Disposition and tissue distribution of boron after infusion of borocaptate sodium in patients with malignant brain tumors.

PURPOSE: In the frame of the Czech boron neutron capture therapy (BNCT) project, a clinical Phase I study of borocaptate sodium [Na2B12H11SH (BSH)] as the boron-10 delivery agent was performed to obtain data on disposition and tissue distribution of boron after an infusion of this compound, as well as to establish an optimal protocol for BNCT of malignant cerebral tumors. METHODS AND MATERIALS: The kinetics of boron disposition after an infusion of borocaptate sodium (25 mg/kg body wt over the period of 1 h) was studied in a group of 10 patients with astrocytoma or glioblastoma of cerebral hemispheres using a modification of the Soloway-Messer colorimetric method. The boron content of tissues (tumor, healthy brain, dura mater, muscle, skin, and cranial bone) removed during the operation performed with latencies varying between 3 and 18 h was investigated by atomic emission spectrometry. RESULTS: Compartmental analysis of boron blood concentrations has shown that in the majority of patients (four males and three females), the concentration decline can be adequately described by a two-compartment pharmacokinetic model (i.e., by a biexponential relationship). The calculated half-lives of the initial (fast) phase of the concentration decline varied between 0.85 and 3.65 h, whereas the half-life values for the terminal (slow) phase ranged between 22.2 and 111.8 h. However, in the remaining three patients (all females), the goodness of fit of the boron concentration data was significantly better when a pharmacokinetic model with three compartments was assumed.
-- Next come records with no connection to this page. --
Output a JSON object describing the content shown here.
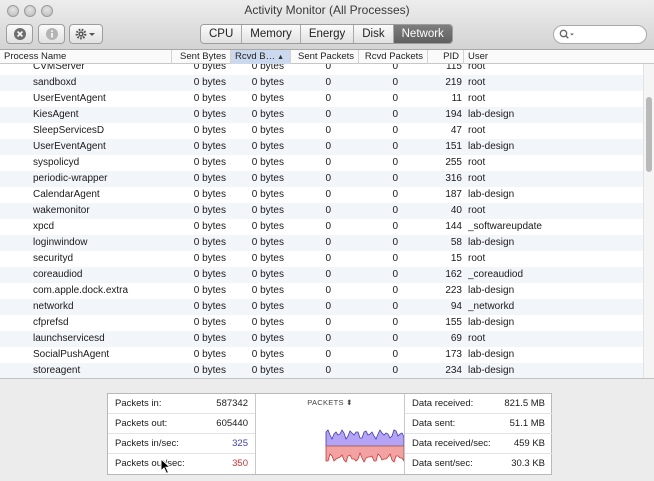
{
  "window": {
    "title": "Activity Monitor (All Processes)"
  },
  "toolbar": {
    "buttons": [
      {
        "name": "stop-process-button",
        "icon": "stop-icon"
      },
      {
        "name": "inspect-process-button",
        "icon": "info-icon"
      },
      {
        "name": "action-menu-button",
        "icon": "gear-icon"
      }
    ],
    "tabs": [
      "CPU",
      "Memory",
      "Energy",
      "Disk",
      "Network"
    ],
    "active_tab": "Network",
    "search": {
      "value": "",
      "placeholder": ""
    }
  },
  "table": {
    "columns": [
      "Process Name",
      "Sent Bytes",
      "Rcvd B…",
      "Sent Packets",
      "Rcvd Packets",
      "PID",
      "User"
    ],
    "sorted_column": "Rcvd B…",
    "rows": [
      [
        "CVMServer",
        "0 bytes",
        "0 bytes",
        "0",
        "0",
        "115",
        "root"
      ],
      [
        "sandboxd",
        "0 bytes",
        "0 bytes",
        "0",
        "0",
        "219",
        "root"
      ],
      [
        "UserEventAgent",
        "0 bytes",
        "0 bytes",
        "0",
        "0",
        "11",
        "root"
      ],
      [
        "KiesAgent",
        "0 bytes",
        "0 bytes",
        "0",
        "0",
        "194",
        "lab-design"
      ],
      [
        "SleepServicesD",
        "0 bytes",
        "0 bytes",
        "0",
        "0",
        "47",
        "root"
      ],
      [
        "UserEventAgent",
        "0 bytes",
        "0 bytes",
        "0",
        "0",
        "151",
        "lab-design"
      ],
      [
        "syspolicyd",
        "0 bytes",
        "0 bytes",
        "0",
        "0",
        "255",
        "root"
      ],
      [
        "periodic-wrapper",
        "0 bytes",
        "0 bytes",
        "0",
        "0",
        "316",
        "root"
      ],
      [
        "CalendarAgent",
        "0 bytes",
        "0 bytes",
        "0",
        "0",
        "187",
        "lab-design"
      ],
      [
        "wakemonitor",
        "0 bytes",
        "0 bytes",
        "0",
        "0",
        "40",
        "root"
      ],
      [
        "xpcd",
        "0 bytes",
        "0 bytes",
        "0",
        "0",
        "144",
        "_softwareupdate"
      ],
      [
        "loginwindow",
        "0 bytes",
        "0 bytes",
        "0",
        "0",
        "58",
        "lab-design"
      ],
      [
        "securityd",
        "0 bytes",
        "0 bytes",
        "0",
        "0",
        "15",
        "root"
      ],
      [
        "coreaudiod",
        "0 bytes",
        "0 bytes",
        "0",
        "0",
        "162",
        "_coreaudiod"
      ],
      [
        "com.apple.dock.extra",
        "0 bytes",
        "0 bytes",
        "0",
        "0",
        "223",
        "lab-design"
      ],
      [
        "networkd",
        "0 bytes",
        "0 bytes",
        "0",
        "0",
        "94",
        "_networkd"
      ],
      [
        "cfprefsd",
        "0 bytes",
        "0 bytes",
        "0",
        "0",
        "155",
        "lab-design"
      ],
      [
        "launchservicesd",
        "0 bytes",
        "0 bytes",
        "0",
        "0",
        "69",
        "root"
      ],
      [
        "SocialPushAgent",
        "0 bytes",
        "0 bytes",
        "0",
        "0",
        "173",
        "lab-design"
      ],
      [
        "storeagent",
        "0 bytes",
        "0 bytes",
        "0",
        "0",
        "234",
        "lab-design"
      ]
    ]
  },
  "summary": {
    "left": [
      {
        "label": "Packets in:",
        "value": "587342"
      },
      {
        "label": "Packets out:",
        "value": "605440"
      },
      {
        "label": "Packets in/sec:",
        "value": "325"
      },
      {
        "label": "Packets out/sec:",
        "value": "350"
      }
    ],
    "graph_title": "PACKETS",
    "graph_sort_glyph": "⬍",
    "right": [
      {
        "label": "Data received:",
        "value": "821.5 MB"
      },
      {
        "label": "Data sent:",
        "value": "51.1 MB"
      },
      {
        "label": "Data received/sec:",
        "value": "459 KB"
      },
      {
        "label": "Data sent/sec:",
        "value": "30.3 KB"
      }
    ],
    "colors": {
      "in": "#3d3dbd",
      "out": "#d63333",
      "in_fill": "#b5a3f5",
      "out_fill": "#f3a2a2"
    }
  }
}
In these patients, therefore, an additional ultrafast phase with a half-life varying between 17 and 37 min was detected in the beginning of the boron blood concentration decline. On the other hand, in one of these patients, the half-life of the terminal phase was found to be 415 h (i.e., more than 17 days). Such a long persistence in the body is explained by the very high value of the total distribution volume, indicating extensive binding of BSH in peripheral tissues. Another reason may be enterohepatic recycling of BSH. CONCLUSION: Tumor-to-blood ratios higher than 1.5, which are necessary for an effective outcome of BNCT, can be obtained only if the time interval elapsing between the onset of surgery and termination of BSH infusion is at least 12 h.

Dose-dependent disposition kinetics and tissue accumulation of boron after intravenous injections of sodium mercaptoundecahydrododecaborate in rabbits.
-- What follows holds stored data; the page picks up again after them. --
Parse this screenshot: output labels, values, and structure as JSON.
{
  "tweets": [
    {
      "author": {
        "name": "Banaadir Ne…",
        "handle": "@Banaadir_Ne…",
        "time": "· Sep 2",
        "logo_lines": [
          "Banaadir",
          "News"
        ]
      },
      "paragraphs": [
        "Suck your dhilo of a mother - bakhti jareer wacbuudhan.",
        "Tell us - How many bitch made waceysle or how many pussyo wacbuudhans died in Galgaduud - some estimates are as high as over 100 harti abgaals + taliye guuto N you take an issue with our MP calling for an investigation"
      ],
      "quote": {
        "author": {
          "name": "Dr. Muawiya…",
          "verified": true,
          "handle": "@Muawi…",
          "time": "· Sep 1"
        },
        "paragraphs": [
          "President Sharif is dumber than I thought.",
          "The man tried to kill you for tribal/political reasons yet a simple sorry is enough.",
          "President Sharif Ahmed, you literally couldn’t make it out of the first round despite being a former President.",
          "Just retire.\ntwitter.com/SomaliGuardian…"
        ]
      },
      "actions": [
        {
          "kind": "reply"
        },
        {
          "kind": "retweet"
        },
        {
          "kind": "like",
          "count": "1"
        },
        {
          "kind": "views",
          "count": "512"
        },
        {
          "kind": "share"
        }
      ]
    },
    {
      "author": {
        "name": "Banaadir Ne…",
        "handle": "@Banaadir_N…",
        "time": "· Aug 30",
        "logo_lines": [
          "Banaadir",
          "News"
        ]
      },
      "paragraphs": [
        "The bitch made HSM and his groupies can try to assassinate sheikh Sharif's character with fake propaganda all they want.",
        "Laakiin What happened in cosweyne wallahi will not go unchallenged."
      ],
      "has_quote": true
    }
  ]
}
Kinetics of boron disposition after single intravenous injections of two different doses (25 and 50 mg/kg) of mercaptoundecahydrododecaborate sodium (Na2B12H11SH; BSH) was studied in rabbits. Residual boron concentrations in various organs and tissues (heart, lungs, liver, spleen, kidney, adrenals, and brain) were also determined after seven daily injections of the same doses of BSH. Boron blood and tissue concentrations were measured by atomic emission spectrometry. In the majority of animals, the decline of boron blood concentrations after a single intravenous injection of either dose was biphasic, being consistent with a two-compartment model of boron disposition in the body. Although mean boron blood concentrations were roughly proportional to the BSH dose delivered, the mean total body clearance of boron from the body was 3 times lower (6.5 +/- 1.9 ml min-1 kg-1) after a dose of 50 mg/kg than after the injection of 25 mg/kg (22.4 +/- 7.9 ml min-1 kg-1), the difference between the means being statistically significant (P less than 0.05). Moreover, the mean terminal half-life of boron in blood was prolonged after the injection of 50 mg/kg (14.5 +/- 5.5 h) as compared with that found after the 25-mg/kg dose (3.5 +/- 0.9 h). On the other hand, the different BSH doses did not result in marked differences in the mean values obtained for the volume parameters - the volume of the central compartment (1.3 +/- 0.4 vs 1.3 +/- 0.5 l kg-1) and the volume of distribution at steady state (4.7 +/- 1.3 vs 6.0 +/- 4.0 l kg-1) - both of which were high, indicating extensive binding of the compound not only in the blood but also in tissues. Residual concentrations of boron found after seven daily injections of both doses of BSH were highest in the kidneys, the difference in the mean values being relatively small (33.6 +/- 6.1 vs 39.0 +/- 10.7 micrograms/g tissue). In the majority of other organs (heart, lung, liver, spleen, brain, adrenals), the residual concentrations after a dose of 50 mg/kg were disproportionately higher than those measured after the injection of 25 mg/kg, and the mean values corresponded to the reduced total body clearance rather than to the increased BSH dose. The saturability of BSH binding to blood and tissue proteins is suggested as a possible explanation for the dose dependency of the total clearance of boron from the body and the accumulation of BSH in organs and tissues.